ChannelLife talked with the company’s A/NZ VP and regional director Sharryn about Qlik’s approach to the channel and the importance of data literacy in a big-data world.
Just briefly, what does Qlik do?
In a few words, we help end-users analyse their own data.
More specifically, we empower users to run their own analyses with a user-friendly interface, but a robust and enterprise-grade back-end.
What makes your approach to partners different to the other players in the channel?
I love this question! I have worked for a number of vendors who profess to be partner-centric and a lot of it is talk.
Qlik is the only vendor I've worked for in 20-something years that fundamentally puts the partner at the heart of our organisation.
In Western Australia, Queensland and New Zealand we have 100% go-to-market through partners and overall we are 50/50 channel and direct.
I personally did the recruitment in New Zealand 12 months ago for the systems integrators that we established partnerships with.
When we started we were channel-first and we evolved from that. That's our heritage.
What benefits for partners have you seen since Qlik was acquired by Thoma Bravo and became private in 2016?
If a software vendor puts out a range of profitability or revenue and misses the upper end then you are slaughtered by the stock market and analysts, even though you are within the range predicted.
We don't have to tell the market whether we're profitable or not - we are very profitable, I'll say that - but we don't have to tell the market anything, we can just get on with doing our stuff and delivering a better solution for the partners to resell and the customers to consume.
It also allows us to make significant changes, like our go-to-market or going to the cloud, under a protected umbrella that won't affect the company's future and I think that's a really big positive.
Is this approach to data-analytics becoming more common with the increase in the penetration of cloud and the drive toward end-user accessibility?
In Gartner's Magic Quadrant there are three of us who profess to do the same thing but in different ways.
Tableau is a very end-user friendly tool, like excel on steroids, but at the moment it lacks governance and security and doesn't scale for enterprise.
Microsoft professes to be end-user driven but you still need someone who can code to be able to build stuff, while we’re no code at all.
I think we are the only one who does what it says on the label - we're end-user driven, robust from an enterprise perspective and we're fast to market.
What is 'data literacy' from your point of view and what Qlik is doing to help with it across organisations?
From our perspective, data literacy is when a person who does a business function can understand not just how to look at their data but how to challenge it, argue with it and how to do something from it.

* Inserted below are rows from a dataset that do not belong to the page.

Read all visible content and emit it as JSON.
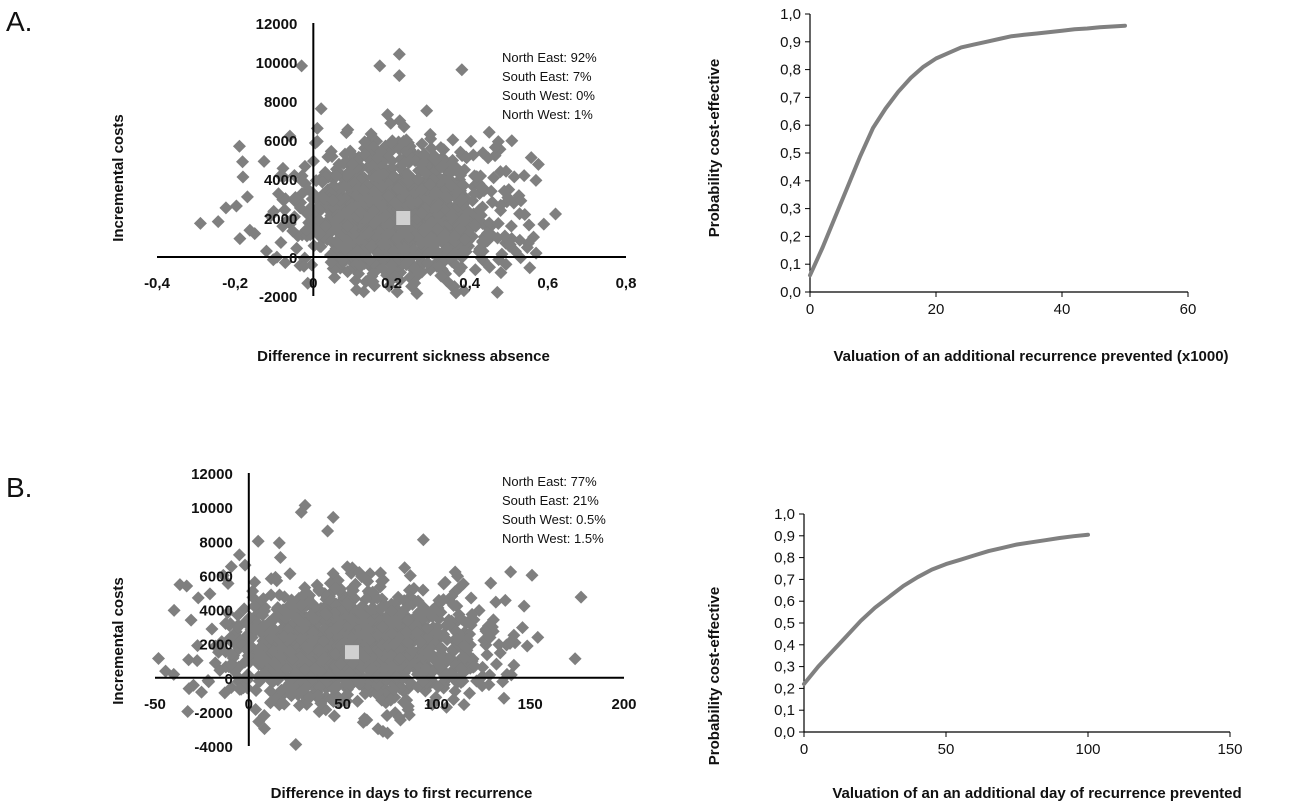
{
  "panels": [
    {
      "label": "A."
    },
    {
      "label": "B."
    }
  ],
  "colors": {
    "points": "#7f7f7f",
    "mean": "#d0d0d0",
    "curve": "#808080",
    "axis": "#000000"
  },
  "chart_data": [
    {
      "id": "A-scatter",
      "type": "scatter",
      "title": "",
      "xlabel": "Difference in recurrent sickness absence",
      "ylabel": "Incremental costs",
      "xlim": [
        -0.4,
        0.8
      ],
      "ylim": [
        -2000,
        12000
      ],
      "xticks": [
        "-0,4",
        "-0,2",
        "0",
        "0,2",
        "0,4",
        "0,6",
        "0,8"
      ],
      "xtick_values": [
        -0.4,
        -0.2,
        0,
        0.2,
        0.4,
        0.6,
        0.8
      ],
      "yticks": [
        "-2000",
        "0",
        "2000",
        "4000",
        "6000",
        "8000",
        "10000",
        "12000"
      ],
      "ytick_values": [
        -2000,
        0,
        2000,
        4000,
        6000,
        8000,
        10000,
        12000
      ],
      "cloud": {
        "center": [
          0.22,
          2200
        ],
        "spread": [
          0.13,
          1700
        ],
        "n": 1400
      },
      "outliers": [
        [
          -0.03,
          9800
        ],
        [
          0.22,
          10400
        ],
        [
          0.38,
          9600
        ],
        [
          0.17,
          9800
        ],
        [
          0.22,
          9300
        ],
        [
          0.02,
          7600
        ],
        [
          0.29,
          7500
        ],
        [
          -0.06,
          6200
        ],
        [
          0.45,
          6400
        ],
        [
          -0.18,
          4100
        ],
        [
          0.55,
          700
        ],
        [
          0.57,
          200
        ],
        [
          -0.15,
          1200
        ],
        [
          -0.12,
          300
        ],
        [
          0.48,
          -800
        ]
      ],
      "mean_point": [
        0.23,
        2000
      ],
      "legend": [
        "North East: 92%",
        "South East: 7%",
        "South West: 0%",
        "North West: 1%"
      ]
    },
    {
      "id": "A-ceac",
      "type": "line",
      "title": "",
      "xlabel": "Valuation of an additional recurrence prevented (x1000)",
      "ylabel": "Probability cost-effective",
      "xlim": [
        0,
        60
      ],
      "ylim": [
        0,
        1
      ],
      "xticks": [
        "0",
        "20",
        "40",
        "60"
      ],
      "xtick_values": [
        0,
        20,
        40,
        60
      ],
      "yticks": [
        "0,0",
        "0,1",
        "0,2",
        "0,3",
        "0,4",
        "0,5",
        "0,6",
        "0,7",
        "0,8",
        "0,9",
        "1,0"
      ],
      "ytick_values": [
        0,
        0.1,
        0.2,
        0.3,
        0.4,
        0.5,
        0.6,
        0.7,
        0.8,
        0.9,
        1.0
      ],
      "x": [
        0,
        2,
        4,
        6,
        8,
        10,
        12,
        14,
        16,
        18,
        20,
        22,
        24,
        26,
        28,
        30,
        32,
        34,
        36,
        38,
        40,
        42,
        44,
        46,
        48,
        50
      ],
      "y": [
        0.06,
        0.16,
        0.27,
        0.38,
        0.49,
        0.59,
        0.66,
        0.72,
        0.77,
        0.81,
        0.84,
        0.86,
        0.88,
        0.89,
        0.9,
        0.91,
        0.92,
        0.925,
        0.93,
        0.935,
        0.94,
        0.945,
        0.948,
        0.952,
        0.955,
        0.958
      ]
    },
    {
      "id": "B-scatter",
      "type": "scatter",
      "title": "",
      "xlabel": "Difference in days to first recurrence",
      "ylabel": "Incremental costs",
      "xlim": [
        -50,
        200
      ],
      "ylim": [
        -4000,
        12000
      ],
      "xticks": [
        "-50",
        "0",
        "50",
        "100",
        "150",
        "200"
      ],
      "xtick_values": [
        -50,
        0,
        50,
        100,
        150,
        200
      ],
      "yticks": [
        "-4000",
        "-2000",
        "0",
        "2000",
        "4000",
        "6000",
        "8000",
        "10000",
        "12000"
      ],
      "ytick_values": [
        -4000,
        -2000,
        0,
        2000,
        4000,
        6000,
        8000,
        10000,
        12000
      ],
      "cloud": {
        "center": [
          57,
          1900
        ],
        "spread": [
          36,
          1700
        ],
        "n": 1400
      },
      "outliers": [
        [
          30,
          10100
        ],
        [
          28,
          9700
        ],
        [
          45,
          9400
        ],
        [
          42,
          8600
        ],
        [
          -5,
          7200
        ],
        [
          5,
          8000
        ],
        [
          -40,
          200
        ],
        [
          110,
          6200
        ],
        [
          -2,
          6600
        ],
        [
          132,
          800
        ],
        [
          128,
          -400
        ],
        [
          136,
          -1200
        ],
        [
          12,
          -1400
        ]
      ],
      "mean_point": [
        55,
        1500
      ],
      "legend": [
        "North East: 77%",
        "South East: 21%",
        "South West: 0.5%",
        "North West: 1.5%"
      ]
    },
    {
      "id": "B-ceac",
      "type": "line",
      "title": "",
      "xlabel": "Valuation of an an additional day of recurrence prevented",
      "ylabel": "Probability cost-effective",
      "xlim": [
        0,
        150
      ],
      "ylim": [
        0,
        1
      ],
      "xticks": [
        "0",
        "50",
        "100",
        "150"
      ],
      "xtick_values": [
        0,
        50,
        100,
        150
      ],
      "yticks": [
        "0,0",
        "0,1",
        "0,2",
        "0,3",
        "0,4",
        "0,5",
        "0,6",
        "0,7",
        "0,8",
        "0,9",
        "1,0"
      ],
      "ytick_values": [
        0,
        0.1,
        0.2,
        0.3,
        0.4,
        0.5,
        0.6,
        0.7,
        0.8,
        0.9,
        1.0
      ],
      "x": [
        0,
        5,
        10,
        15,
        20,
        25,
        30,
        35,
        40,
        45,
        50,
        55,
        60,
        65,
        70,
        75,
        80,
        85,
        90,
        95,
        100
      ],
      "y": [
        0.22,
        0.3,
        0.37,
        0.44,
        0.51,
        0.57,
        0.62,
        0.67,
        0.71,
        0.745,
        0.77,
        0.79,
        0.81,
        0.83,
        0.845,
        0.86,
        0.87,
        0.88,
        0.89,
        0.898,
        0.905
      ]
    }
  ]
}
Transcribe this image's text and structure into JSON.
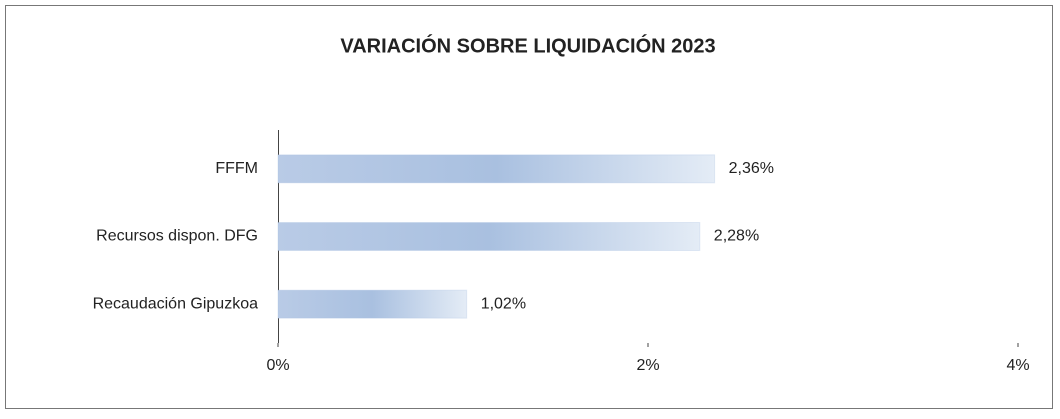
{
  "chart_data": {
    "type": "hbar",
    "title": "VARIACIÓN SOBRE LIQUIDACIÓN 2023",
    "categories": [
      "FFFM",
      "Recursos dispon. DFG",
      "Recaudación Gipuzkoa"
    ],
    "values": [
      2.36,
      2.28,
      1.02
    ],
    "value_labels": [
      "2,36%",
      "2,28%",
      "1,02%"
    ],
    "color": "#a9c0e0",
    "xlim": [
      0,
      4
    ],
    "xticks": [
      {
        "value": 0,
        "label": "0%"
      },
      {
        "value": 2,
        "label": "2%"
      },
      {
        "value": 4,
        "label": "4%"
      }
    ]
  }
}
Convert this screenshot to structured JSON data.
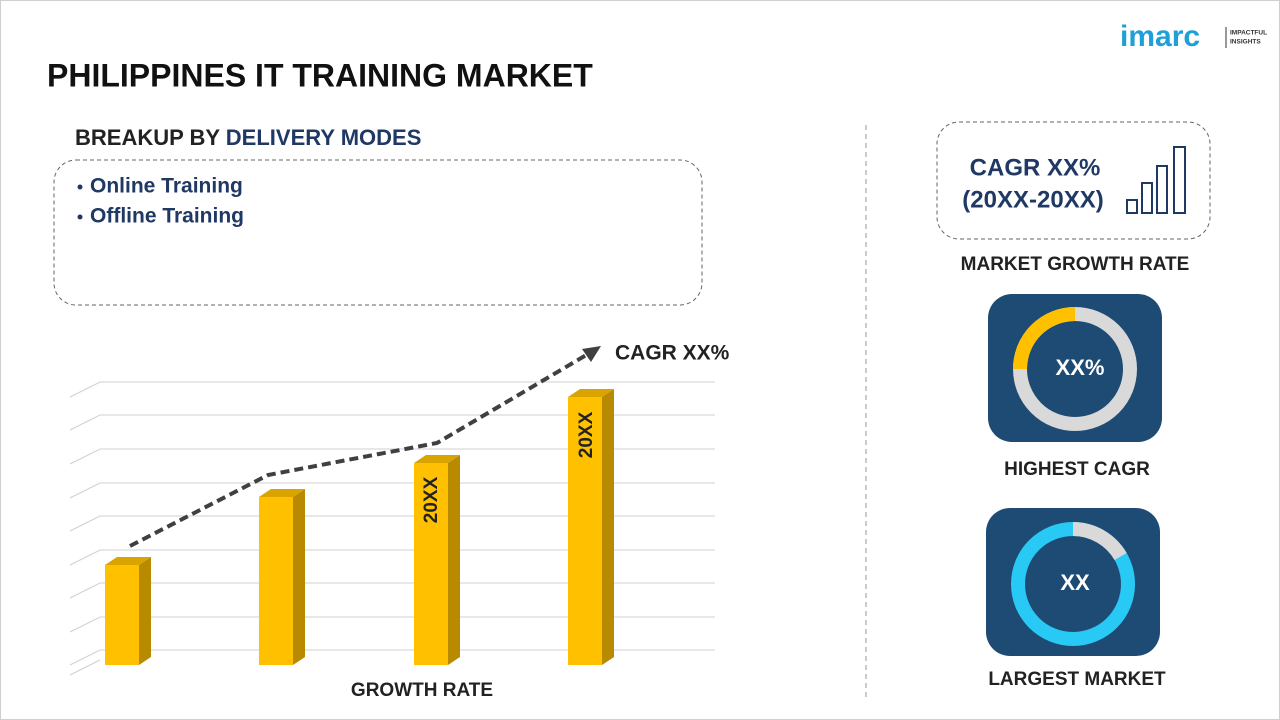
{
  "logo": {
    "brand": "imarc",
    "tagline_1": "IMPACTFUL",
    "tagline_2": "INSIGHTS"
  },
  "title": "PHILIPPINES IT TRAINING MARKET",
  "breakup": {
    "heading_prefix": "BREAKUP BY",
    "heading_highlight": "DELIVERY MODES",
    "items": [
      "Online Training",
      "Offline Training"
    ]
  },
  "growth_chart": {
    "bar_labels": [
      "20XX",
      "20XX"
    ],
    "cagr_label": "CAGR XX%",
    "axis_label": "GROWTH RATE"
  },
  "growth_rate": {
    "value": "CAGR XX%",
    "period": "(20XX-20XX)",
    "caption": "MARKET GROWTH RATE"
  },
  "highest_cagr": {
    "value": "XX%",
    "caption": "HIGHEST CAGR"
  },
  "largest_market": {
    "value": "XX",
    "caption": "LARGEST MARKET"
  }
}
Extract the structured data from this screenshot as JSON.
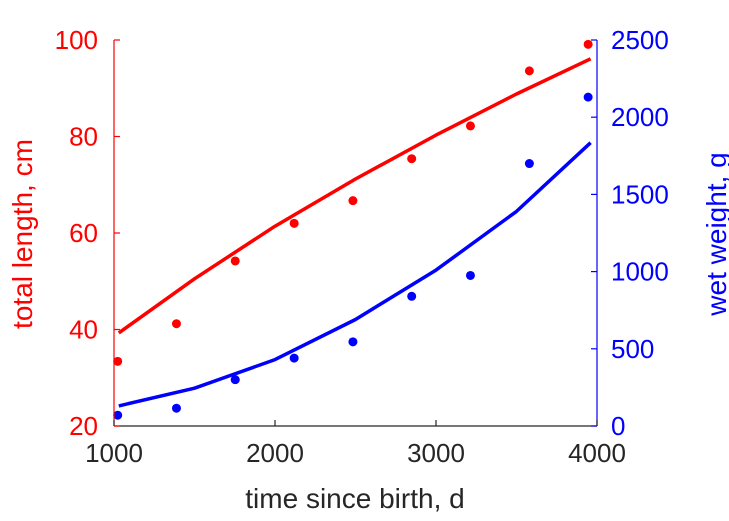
{
  "chart_data": {
    "type": "scatter",
    "xlabel": "time since birth, d",
    "ylabel_left": "total length, cm",
    "ylabel_right": "wet weight, g",
    "xlim": [
      1000,
      4000
    ],
    "ylim_left": [
      20,
      100
    ],
    "ylim_right": [
      0,
      2500
    ],
    "x_ticks": [
      "1000",
      "2000",
      "3000",
      "4000"
    ],
    "y_left_ticks": [
      "20",
      "40",
      "60",
      "80",
      "100"
    ],
    "y_right_ticks": [
      "0",
      "500",
      "1000",
      "1500",
      "2000",
      "2500"
    ],
    "grid": false,
    "colors": {
      "left": "#ff0000",
      "right": "#0000ff",
      "axis_x": "#262626"
    },
    "series": [
      {
        "axis": "left",
        "kind": "points",
        "x": [
          1023,
          1388,
          1753,
          2119,
          2484,
          2849,
          3214,
          3580,
          3945
        ],
        "y": [
          33.4,
          41.2,
          54.2,
          62.0,
          66.7,
          75.4,
          82.2,
          93.6,
          99.1
        ]
      },
      {
        "axis": "left",
        "kind": "line",
        "x": [
          1030,
          1500,
          2000,
          2500,
          3000,
          3500,
          3960
        ],
        "y": [
          39.3,
          50.5,
          61.4,
          71.2,
          80.3,
          88.8,
          96.1
        ]
      },
      {
        "axis": "right",
        "kind": "points",
        "x": [
          1023,
          1388,
          1753,
          2119,
          2484,
          2849,
          3214,
          3580,
          3945
        ],
        "y": [
          70,
          115,
          300,
          440,
          545,
          840,
          975,
          1700,
          2130
        ]
      },
      {
        "axis": "right",
        "kind": "line",
        "x": [
          1030,
          1500,
          2000,
          2500,
          3000,
          3500,
          3960
        ],
        "y": [
          130,
          245,
          430,
          690,
          1010,
          1390,
          1835
        ]
      }
    ]
  }
}
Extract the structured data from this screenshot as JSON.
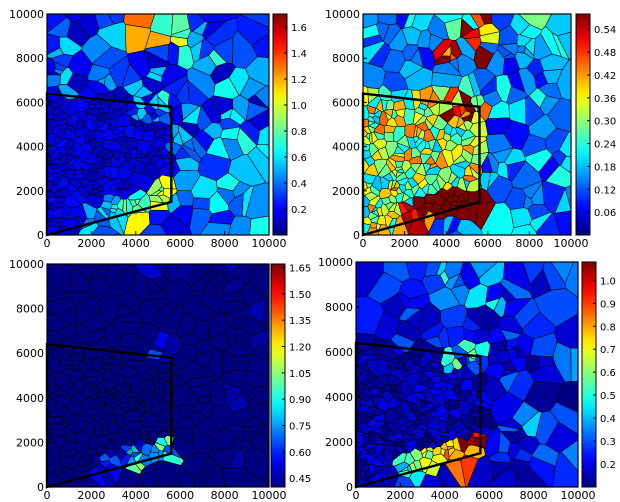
{
  "chart_data": [
    {
      "type": "heatmap",
      "subtype": "voronoi-mesh",
      "x_ticks": [
        "0",
        "2000",
        "4000",
        "6000",
        "8000",
        "10000"
      ],
      "y_ticks": [
        "0",
        "2000",
        "4000",
        "6000",
        "8000",
        "10000"
      ],
      "xlim": [
        0,
        10000
      ],
      "ylim": [
        0,
        10000
      ],
      "colormap": "jet",
      "colorbar_range": [
        0.0,
        1.7
      ],
      "colorbar_ticks": [
        "0.2",
        "0.4",
        "0.6",
        "0.8",
        "1.0",
        "1.2",
        "1.4",
        "1.6"
      ],
      "colorbar_tick_values": [
        0.2,
        0.4,
        0.6,
        0.8,
        1.0,
        1.2,
        1.4,
        1.6
      ],
      "field": {
        "base": 0.7,
        "wedge": 0.15,
        "streak": 0.9,
        "topHot": 0.9,
        "rightHot": 0.4,
        "noise": 0.4
      },
      "seed": 11
    },
    {
      "type": "heatmap",
      "subtype": "voronoi-mesh",
      "x_ticks": [
        "0",
        "2000",
        "4000",
        "6000",
        "8000",
        "10000"
      ],
      "y_ticks": [
        "0",
        "2000",
        "4000",
        "6000",
        "8000",
        "10000"
      ],
      "xlim": [
        0,
        10000
      ],
      "ylim": [
        0,
        10000
      ],
      "colormap": "jet",
      "colorbar_range": [
        0.0,
        0.58
      ],
      "colorbar_ticks": [
        "0.06",
        "0.12",
        "0.18",
        "0.24",
        "0.30",
        "0.36",
        "0.42",
        "0.48",
        "0.54"
      ],
      "colorbar_tick_values": [
        0.06,
        0.12,
        0.18,
        0.24,
        0.3,
        0.36,
        0.42,
        0.48,
        0.54
      ],
      "field": {
        "base": 0.3,
        "wedge": 0.3,
        "streak": 0.9,
        "topHot": 0.5,
        "rightHot": 0.1,
        "noise": 0.3
      },
      "seed": 23
    },
    {
      "type": "heatmap",
      "subtype": "voronoi-mesh",
      "x_ticks": [
        "0",
        "2000",
        "4000",
        "6000",
        "8000",
        "10000"
      ],
      "y_ticks": [
        "0",
        "2000",
        "4000",
        "6000",
        "8000",
        "10000"
      ],
      "xlim": [
        0,
        10000
      ],
      "ylim": [
        0,
        10000
      ],
      "colormap": "jet",
      "colorbar_range": [
        0.4,
        1.67
      ],
      "colorbar_ticks": [
        "0.45",
        "0.60",
        "0.75",
        "0.90",
        "1.05",
        "1.20",
        "1.35",
        "1.50",
        "1.65"
      ],
      "colorbar_tick_values": [
        0.45,
        0.6,
        0.75,
        0.9,
        1.05,
        1.2,
        1.35,
        1.5,
        1.65
      ],
      "field": {
        "base": 0.45,
        "wedge": 0.1,
        "streak": 1.0,
        "topHot": 0.2,
        "rightHot": 0.3,
        "noise": 0.3
      },
      "seed": 37
    },
    {
      "type": "heatmap",
      "subtype": "voronoi-mesh",
      "x_ticks": [
        "0",
        "2000",
        "4000",
        "6000",
        "8000",
        "10000"
      ],
      "y_ticks": [
        "0",
        "2000",
        "4000",
        "6000",
        "8000",
        "10000"
      ],
      "xlim": [
        0,
        10000
      ],
      "ylim": [
        0,
        10000
      ],
      "colormap": "jet",
      "colorbar_range": [
        0.1,
        1.08
      ],
      "colorbar_ticks": [
        "0.2",
        "0.3",
        "0.4",
        "0.5",
        "0.6",
        "0.7",
        "0.8",
        "0.9",
        "1.0"
      ],
      "colorbar_tick_values": [
        0.2,
        0.3,
        0.4,
        0.5,
        0.6,
        0.7,
        0.8,
        0.9,
        1.0
      ],
      "field": {
        "base": 0.45,
        "wedge": 0.15,
        "streak": 1.0,
        "topHot": 0.3,
        "rightHot": 0.2,
        "noise": 0.25
      },
      "seed": 53
    }
  ]
}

There is a data explosion with IoT exposing more and more users to data through cloud and subscription models, and so we know that the problem is getting bigger.
As we push our technology into the periphery, data literacy matures because people have more access to their data and so can build things that are relevant to themselves.
Previously, the IT organisation was the only one that had access to the data.
In this new paradigm, the users have access to the data in a controlled manner, in the right way.
They can then take that and use that in their own mental context, how they need to use it.
They are self-educating through a tool.
How has Qlik prepared for the NBD and any potential equivalent in NZ?
We are not a data protection or a network protection or a monitoring solution, there is a lot of that stuff out in the market for that.
We deliver the data and we deliver it in a very secure manner - we have levels of security within our product that allows segregation and segmentation of different roles and different users that enter the system.
We have people in the central government in Australia and also the US, using this technology to expose information to third parties which using other technologies you can't physically do because there isn't a level of control that you can put in there and there is a lack of governance.
We are lucky that we are already at the front-end prepared for it but we can't stop the breaches at the back-end.